When I got in, I was interviewed by email, which is a twist. Karin Henriksson of the Swedish newspaper Svenska Dagbladet asked me two questions:
- how has the dynamics in the state changed compared to four years ago (I was here then, too)?- what would surprise you the most on Saturday night after the votes are counted?
Here’s how I answered:
Question 1: This is the complicated one. After 2008, the GOP in South Carolina — and elsewhere as well, but I know SC best — was traumatized. Sen. Jim DeMint and others on the right said the party had lost the White House because, in nominating McCain, it had failed to be right-wing enough. This was the start of DeMint’s rise as a national power on the far right of the party. Then, in 2010, Nikki Haley — a small-time back-bencher — rode a populist, Tea Party, Sarah Palin-flavored tsunami right over more establishment Republicans to become governor. Ever since then, observers — and the GOP itself — have been left to wonder what it means to be Republican in this state. As 2011 arrived, many of the Republicans who usually backed the winner in SC lined up behind Jon Huntsman, while others went to Rick Perry. Almost none of them backed Romney.
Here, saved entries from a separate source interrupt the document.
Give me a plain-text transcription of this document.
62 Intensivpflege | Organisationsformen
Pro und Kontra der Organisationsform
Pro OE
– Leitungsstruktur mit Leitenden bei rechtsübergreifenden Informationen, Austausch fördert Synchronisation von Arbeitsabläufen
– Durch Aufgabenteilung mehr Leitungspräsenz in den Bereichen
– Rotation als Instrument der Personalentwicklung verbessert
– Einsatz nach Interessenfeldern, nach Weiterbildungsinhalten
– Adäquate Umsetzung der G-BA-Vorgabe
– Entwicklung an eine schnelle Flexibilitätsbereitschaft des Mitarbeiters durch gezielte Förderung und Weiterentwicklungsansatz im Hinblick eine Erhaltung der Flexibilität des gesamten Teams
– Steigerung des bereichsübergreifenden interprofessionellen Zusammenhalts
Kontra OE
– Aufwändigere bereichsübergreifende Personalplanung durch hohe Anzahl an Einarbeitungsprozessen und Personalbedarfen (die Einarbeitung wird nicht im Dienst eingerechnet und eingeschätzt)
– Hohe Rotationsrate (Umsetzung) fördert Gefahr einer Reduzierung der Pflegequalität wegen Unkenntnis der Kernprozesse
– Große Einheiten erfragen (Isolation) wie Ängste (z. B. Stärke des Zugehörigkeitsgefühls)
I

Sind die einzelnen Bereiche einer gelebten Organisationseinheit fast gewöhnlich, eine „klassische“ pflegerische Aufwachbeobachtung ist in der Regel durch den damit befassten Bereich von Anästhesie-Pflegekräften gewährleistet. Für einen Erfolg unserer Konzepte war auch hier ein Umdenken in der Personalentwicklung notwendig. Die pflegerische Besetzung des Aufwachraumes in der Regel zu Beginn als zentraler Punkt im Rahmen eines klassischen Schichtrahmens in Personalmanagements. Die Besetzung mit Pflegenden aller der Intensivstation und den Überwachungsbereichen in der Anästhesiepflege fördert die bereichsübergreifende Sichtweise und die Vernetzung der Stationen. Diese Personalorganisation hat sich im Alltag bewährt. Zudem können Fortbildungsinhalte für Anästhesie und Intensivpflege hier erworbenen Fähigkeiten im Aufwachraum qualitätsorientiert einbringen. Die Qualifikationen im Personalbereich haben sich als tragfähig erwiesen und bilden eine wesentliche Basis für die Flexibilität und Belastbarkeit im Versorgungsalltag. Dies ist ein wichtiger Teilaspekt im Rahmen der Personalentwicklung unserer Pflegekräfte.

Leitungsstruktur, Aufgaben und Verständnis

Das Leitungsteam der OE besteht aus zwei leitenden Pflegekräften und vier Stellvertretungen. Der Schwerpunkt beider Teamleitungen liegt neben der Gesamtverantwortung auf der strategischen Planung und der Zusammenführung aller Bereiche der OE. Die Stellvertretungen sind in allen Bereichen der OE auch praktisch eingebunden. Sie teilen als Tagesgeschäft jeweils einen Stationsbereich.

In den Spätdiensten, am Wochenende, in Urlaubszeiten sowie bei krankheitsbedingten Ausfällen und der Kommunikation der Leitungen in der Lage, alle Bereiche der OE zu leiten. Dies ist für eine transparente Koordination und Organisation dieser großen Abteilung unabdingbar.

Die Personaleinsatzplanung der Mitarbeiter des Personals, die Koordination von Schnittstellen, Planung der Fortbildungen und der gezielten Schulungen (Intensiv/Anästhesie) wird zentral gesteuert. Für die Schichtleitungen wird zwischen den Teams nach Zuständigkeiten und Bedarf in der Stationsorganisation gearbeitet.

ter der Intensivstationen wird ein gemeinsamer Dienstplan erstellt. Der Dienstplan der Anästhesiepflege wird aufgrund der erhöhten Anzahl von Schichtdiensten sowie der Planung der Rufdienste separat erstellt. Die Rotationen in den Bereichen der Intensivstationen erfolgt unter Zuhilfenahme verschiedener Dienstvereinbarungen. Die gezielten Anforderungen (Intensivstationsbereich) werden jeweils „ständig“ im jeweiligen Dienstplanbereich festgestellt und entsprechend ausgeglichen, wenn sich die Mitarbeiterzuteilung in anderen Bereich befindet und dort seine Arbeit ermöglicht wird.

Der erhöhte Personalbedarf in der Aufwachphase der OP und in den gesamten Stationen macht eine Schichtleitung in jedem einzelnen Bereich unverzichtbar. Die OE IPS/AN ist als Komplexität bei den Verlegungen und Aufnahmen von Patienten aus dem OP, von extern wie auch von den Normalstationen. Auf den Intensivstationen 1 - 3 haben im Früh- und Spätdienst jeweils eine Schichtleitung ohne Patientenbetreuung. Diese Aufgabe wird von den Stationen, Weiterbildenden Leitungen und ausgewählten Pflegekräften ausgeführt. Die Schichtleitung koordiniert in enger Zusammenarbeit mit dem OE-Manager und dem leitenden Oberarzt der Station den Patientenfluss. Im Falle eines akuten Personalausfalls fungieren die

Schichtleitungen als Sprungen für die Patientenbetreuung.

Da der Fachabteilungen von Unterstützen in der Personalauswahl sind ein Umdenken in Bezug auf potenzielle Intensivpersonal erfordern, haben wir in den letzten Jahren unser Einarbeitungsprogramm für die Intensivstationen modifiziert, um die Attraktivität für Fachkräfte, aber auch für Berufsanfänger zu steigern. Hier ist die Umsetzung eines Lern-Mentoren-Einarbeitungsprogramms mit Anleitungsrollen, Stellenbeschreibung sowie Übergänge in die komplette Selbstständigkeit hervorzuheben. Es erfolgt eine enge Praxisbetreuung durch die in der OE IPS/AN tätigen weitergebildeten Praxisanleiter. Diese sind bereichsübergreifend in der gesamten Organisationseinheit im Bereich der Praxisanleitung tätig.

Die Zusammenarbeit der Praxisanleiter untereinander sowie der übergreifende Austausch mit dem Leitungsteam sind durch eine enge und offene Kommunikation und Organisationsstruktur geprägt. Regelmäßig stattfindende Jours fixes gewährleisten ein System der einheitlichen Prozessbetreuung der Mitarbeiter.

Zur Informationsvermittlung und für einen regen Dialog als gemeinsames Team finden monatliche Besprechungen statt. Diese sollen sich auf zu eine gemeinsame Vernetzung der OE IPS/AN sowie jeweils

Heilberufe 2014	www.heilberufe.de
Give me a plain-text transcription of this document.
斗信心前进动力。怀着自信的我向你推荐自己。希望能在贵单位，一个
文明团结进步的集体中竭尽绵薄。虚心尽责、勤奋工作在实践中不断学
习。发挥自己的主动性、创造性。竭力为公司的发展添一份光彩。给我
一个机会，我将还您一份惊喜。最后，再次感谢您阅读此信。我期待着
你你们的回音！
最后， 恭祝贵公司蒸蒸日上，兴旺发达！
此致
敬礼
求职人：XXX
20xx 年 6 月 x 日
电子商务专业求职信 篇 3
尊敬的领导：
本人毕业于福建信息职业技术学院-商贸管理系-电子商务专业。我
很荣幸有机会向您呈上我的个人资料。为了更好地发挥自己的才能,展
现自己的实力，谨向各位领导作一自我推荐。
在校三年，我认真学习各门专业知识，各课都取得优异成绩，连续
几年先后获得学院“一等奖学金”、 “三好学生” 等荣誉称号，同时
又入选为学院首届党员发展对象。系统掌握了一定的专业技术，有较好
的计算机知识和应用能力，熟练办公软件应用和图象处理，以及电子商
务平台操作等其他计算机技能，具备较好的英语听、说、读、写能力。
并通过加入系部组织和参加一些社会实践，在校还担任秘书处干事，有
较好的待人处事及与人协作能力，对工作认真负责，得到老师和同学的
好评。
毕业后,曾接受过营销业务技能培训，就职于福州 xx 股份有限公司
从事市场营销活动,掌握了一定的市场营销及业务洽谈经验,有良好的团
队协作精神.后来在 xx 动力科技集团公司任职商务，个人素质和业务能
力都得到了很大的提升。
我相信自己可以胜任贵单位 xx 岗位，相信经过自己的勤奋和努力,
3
And throughout the last few months, we saw the GOP electorate bounce from Perry to Cain to Gingrich, and then, reluctantly, start to settle for Romney.
So… while the electorate that will vote Saturday is different from four years ago, it is expected to do what it usually does: Back the closest thing to an Establishment candidate, the candidate whose turn it is.
Question 2: What would surprise me most? A win by Rick Perry. Which is ironic, since several months ago he looked like the perfect candidate for South Carolina, like he was assembled according to a South Carolina recipe. But now he’s farther from the nomination than anyone still in it.
So what do y’all think? What would surprise you the most?